The manual is where the measured truth is handed to the people who use the probe.
A handheld probe seals its electronics millimetres from the lens, with no fan and no room to spread the heat.
A wheeled cart had a large body and active cooling to carry warmth away from the contact point, while a thumb-sized wireless probe has neither, so the acoustic heat and the electrical heat pile up against the one surface this standard watches the closest. The maker who adds beamforming channels for a sharper picture, or a larger cell for a longer scan, pours more heat into that same sealed space, and the surface-temperature limit is the wall every one of those choices runs into. When the probe can no longer shed heat fast enough, its firmware lowers the output to hold the lens under the cap, which keeps the patient safe and dims the picture at the same instant, so the thermal design quietly decides not only whether the probe is safe but how long it holds full performance once a real exam gets going.
On a cart that limit sat far away; on a handheld it is always close underfoot.
The test that proves all this is unforgiving by design.

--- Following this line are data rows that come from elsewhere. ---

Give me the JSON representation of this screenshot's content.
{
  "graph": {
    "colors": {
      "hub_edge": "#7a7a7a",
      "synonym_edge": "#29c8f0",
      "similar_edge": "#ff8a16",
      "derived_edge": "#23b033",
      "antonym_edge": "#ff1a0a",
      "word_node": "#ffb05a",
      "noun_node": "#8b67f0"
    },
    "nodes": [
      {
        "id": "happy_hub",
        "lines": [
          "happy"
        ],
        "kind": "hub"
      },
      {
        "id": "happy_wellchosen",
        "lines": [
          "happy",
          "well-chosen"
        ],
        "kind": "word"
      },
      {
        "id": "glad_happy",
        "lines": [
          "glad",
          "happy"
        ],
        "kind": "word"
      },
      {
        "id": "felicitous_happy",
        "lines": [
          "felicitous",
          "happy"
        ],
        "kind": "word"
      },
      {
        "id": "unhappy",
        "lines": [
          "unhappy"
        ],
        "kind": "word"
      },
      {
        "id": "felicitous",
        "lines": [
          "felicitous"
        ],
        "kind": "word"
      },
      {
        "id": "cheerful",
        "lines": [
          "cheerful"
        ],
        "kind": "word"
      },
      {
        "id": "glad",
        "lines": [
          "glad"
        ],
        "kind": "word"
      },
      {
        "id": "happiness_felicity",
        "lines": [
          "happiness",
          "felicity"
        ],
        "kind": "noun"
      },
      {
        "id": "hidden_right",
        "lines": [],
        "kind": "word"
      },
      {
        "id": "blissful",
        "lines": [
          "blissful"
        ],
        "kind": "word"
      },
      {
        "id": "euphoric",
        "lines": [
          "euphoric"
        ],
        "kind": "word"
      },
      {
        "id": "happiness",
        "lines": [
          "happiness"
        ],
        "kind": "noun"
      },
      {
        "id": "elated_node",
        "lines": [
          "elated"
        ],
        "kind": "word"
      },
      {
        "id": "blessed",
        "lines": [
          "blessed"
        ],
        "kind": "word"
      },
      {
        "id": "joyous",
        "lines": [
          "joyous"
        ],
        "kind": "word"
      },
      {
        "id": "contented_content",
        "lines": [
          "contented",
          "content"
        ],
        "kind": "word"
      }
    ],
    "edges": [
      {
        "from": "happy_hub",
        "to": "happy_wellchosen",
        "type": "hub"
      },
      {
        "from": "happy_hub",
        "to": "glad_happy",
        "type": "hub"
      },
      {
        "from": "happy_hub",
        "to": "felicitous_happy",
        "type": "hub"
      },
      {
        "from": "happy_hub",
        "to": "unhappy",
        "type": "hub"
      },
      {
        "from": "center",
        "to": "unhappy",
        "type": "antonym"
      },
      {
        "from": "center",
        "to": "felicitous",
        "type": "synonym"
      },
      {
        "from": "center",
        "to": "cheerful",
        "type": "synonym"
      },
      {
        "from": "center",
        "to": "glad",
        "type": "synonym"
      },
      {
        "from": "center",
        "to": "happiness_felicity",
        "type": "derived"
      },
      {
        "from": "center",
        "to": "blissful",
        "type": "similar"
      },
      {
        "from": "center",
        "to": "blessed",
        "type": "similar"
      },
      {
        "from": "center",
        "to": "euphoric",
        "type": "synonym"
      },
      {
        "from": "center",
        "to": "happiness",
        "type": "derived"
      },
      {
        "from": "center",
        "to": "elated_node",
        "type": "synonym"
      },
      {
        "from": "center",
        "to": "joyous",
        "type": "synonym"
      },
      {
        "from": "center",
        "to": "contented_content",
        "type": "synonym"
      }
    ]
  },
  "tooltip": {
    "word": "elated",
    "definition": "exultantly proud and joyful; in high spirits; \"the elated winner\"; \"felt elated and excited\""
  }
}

It runs the probe at the output and the mode that run the hottest, against a phantom whose attenuation is set on the conservative side, and it reads the surface only after the device has run long enough to stop warming rather than in the first cool minute. A probe tuned to look good through a short demonstration and to throttle quietly a few minutes later is the probe this test is built to catch.
The standard is the floor the probe stands on, and reading it well is reading the conditions beside every number rather than the number alone. A maker who treats it as a box to tick instead of a constraint to design around ships a probe that passes on the bench and disappoints in a long study, throttled and dim by the time the exam needs it the hardest. The probe a buyer should pick clears the limit with margin still in hand, so the clinician scans for as long as the case demands without ever feeling the wall the standard quietly built around the lens.